The awe of witnessing the Great Wildebeest Migration can be topped by only one thing: seeing the migrating wildebeest calving. If you visit the Serengeti during February and March, you’ll get to witness this show of nature – one of Tanzania’s best safari experiences.

It was February, and we’d come to the Serengeti to see the amazing spectacle of wildebeest calving. Mobile migration camps follow the herds throughout the year and position themselves close to the wildebeest during calving season.

We chose a beautiful, permanent tented Lodge/camp in a remote part of the southern Serengeti. It had large tents of wood and canvas, offering a true Out of Africa safari experience. Our camp was very intimate, with only eight guest tents, each with en-suite bathroom and a common area for meals and relaxing between game drives. From our private verandah, we could enjoy a morning cup of tea or coffee while keeping our eyes peeled for game.

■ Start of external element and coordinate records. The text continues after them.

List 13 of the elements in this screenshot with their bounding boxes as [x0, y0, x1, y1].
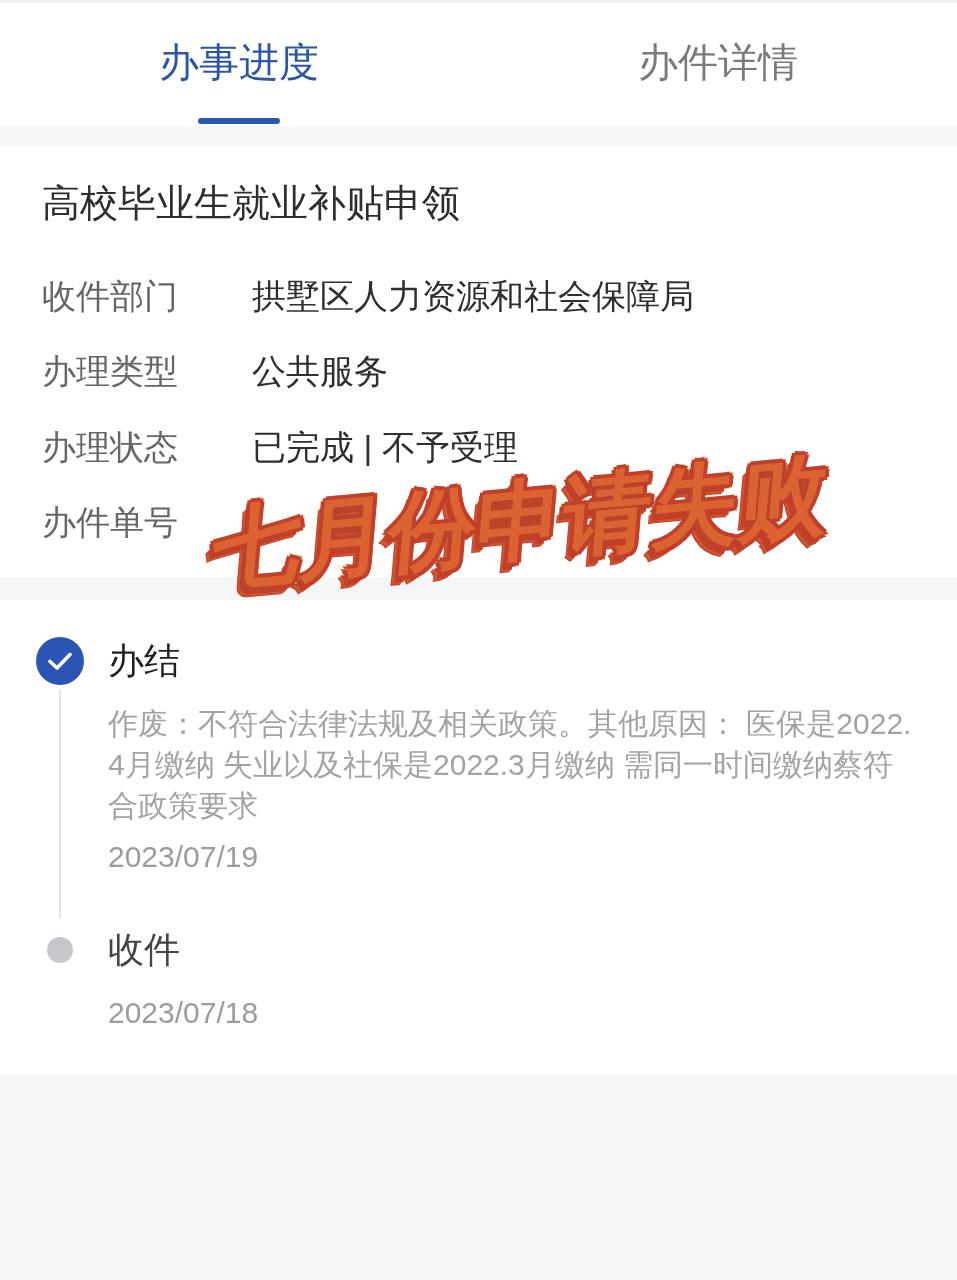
step-title: 收件 [108, 928, 180, 972]
step-description: 作废：不符合法律法规及相关政策。其他原因： 医保是2022.4月缴纳 失业以及社保是2022.3月缴纳 需同一时间缴纳蔡符合政策要求 [108, 706, 913, 824]
field-label: 办件单号 [42, 502, 178, 544]
field-label: 收件部门 [42, 275, 178, 317]
step-date: 2023/07/19 [108, 839, 259, 875]
field-label: 办理类型 [42, 351, 178, 393]
field-label: 办理状态 [42, 426, 178, 468]
field-value: 公共服务 [252, 351, 388, 393]
step-date: 2023/07/18 [108, 995, 259, 1031]
field-value: 已完成 | 不予受理 [252, 426, 518, 468]
field-value: 拱墅区人力资源和社会保障局 [252, 275, 694, 317]
step-title: 办结 [108, 639, 180, 683]
application-title: 高校毕业生就业补贴申领 [42, 181, 461, 226]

On our first morning we set out early, thrilled at the prospect of witnessing the wildebeest calving. We headed towards the plains in an open game-drive vehicle. As we drove our guide, Paul, set the scene for us: ‘The principal players in this incredible drama are the wildebeest, numbering about 1.7 million, with supporting roles for some 400,000 Thomson’s gazelle, 300,000 zebra and 12,000 eland.’

‘Pregnant wildebeest are attracted to the calcium and magnesium-rich grass, which is good for milk production. Wildebeest calving occurs from late January to mid March, when more than 80% of the females give birth over a period of a few weeks. Never far away are the carnivores. Lion, hyena, leopard, cheetah and lesser predators await the annual calving with eager anticipation.’

‘In reality there’s no such single entity as “the migration”. The wildebeest are the migration – there is neither start nor finish to their endless search for food and water, as they circle the Serengeti-Mara ecosystem in a relentless round of life and death. The only beginning, I suppose, is the moment of birth.’

And we were here to see the greatest birthing of all on the short-grass plains at the southernmost extent of the wildebeests’ range. We drove onto the plain and into an enormous herd of wildebeest that stretched in every direction as far as the eye could see. They hardly paid our vehicle any attention.